In "Into the Woods," where events in Act 1 seem to go as you might expect from a Grimm fairy tale, only to go very wrong in Act 2, Sondheim wrote one of my favorite verses: "Oh, if life were made of moments/Even now and then a bad one/But if life were only moments/Then you'd never know you had one."

In a lifetime of storytelling, Sondheim captured a lifetime of moments, but also recognized there was so much more. I often thought of him as the journalist of musical theater, a chronicler of events, a writer who could link seemingly unlinkable characters, a recorder of history and a teller of truths — only he was a far better wordsmith.

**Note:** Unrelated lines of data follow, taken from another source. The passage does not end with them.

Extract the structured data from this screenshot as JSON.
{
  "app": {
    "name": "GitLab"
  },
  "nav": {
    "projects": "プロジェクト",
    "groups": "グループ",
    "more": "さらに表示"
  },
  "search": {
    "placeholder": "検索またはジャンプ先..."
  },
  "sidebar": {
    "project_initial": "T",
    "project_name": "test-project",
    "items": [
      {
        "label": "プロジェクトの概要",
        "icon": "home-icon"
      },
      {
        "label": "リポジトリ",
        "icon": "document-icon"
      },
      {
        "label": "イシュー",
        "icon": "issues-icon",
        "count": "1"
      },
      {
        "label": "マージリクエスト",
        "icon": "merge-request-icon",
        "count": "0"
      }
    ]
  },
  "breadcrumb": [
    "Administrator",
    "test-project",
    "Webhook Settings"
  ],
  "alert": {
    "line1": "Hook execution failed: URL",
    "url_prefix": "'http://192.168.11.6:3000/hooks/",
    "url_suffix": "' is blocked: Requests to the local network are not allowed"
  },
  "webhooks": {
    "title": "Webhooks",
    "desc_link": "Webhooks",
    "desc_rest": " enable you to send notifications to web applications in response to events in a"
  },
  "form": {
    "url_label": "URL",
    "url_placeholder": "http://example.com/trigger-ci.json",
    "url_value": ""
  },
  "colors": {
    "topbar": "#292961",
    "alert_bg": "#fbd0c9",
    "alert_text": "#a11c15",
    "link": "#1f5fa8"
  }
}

Sondheim's work went to the darkest of places — a giant who kills nearly an entire cast of characters, a barber who slits the throats of customers who then were turned into meat pies, a carnival of assassins all proclaiming "the right to be happy." Each reflects timeless themes that resonate today, especially now as we contend with the demons of a pandemic, a fractured society, a country that still "goes a little wrong."

But somehow, he still left us with a bit of light — the notions that the same someone who could "hurt you too deep" could also "force you to care," that an artist could make a hat where there never was one, that "our dream" still could come true.

Or, as taken from a slice of "Sunday in the Park with George," that we could find "harmony" in a group of people "strolling through the trees/Of a small suburban park/On an island in the river/On an ordinary Sunday."

Here's to the extraordinary Sondheim. And to every ordinary Sunday.

Columnist Randi F. Marshall's opinions are her own.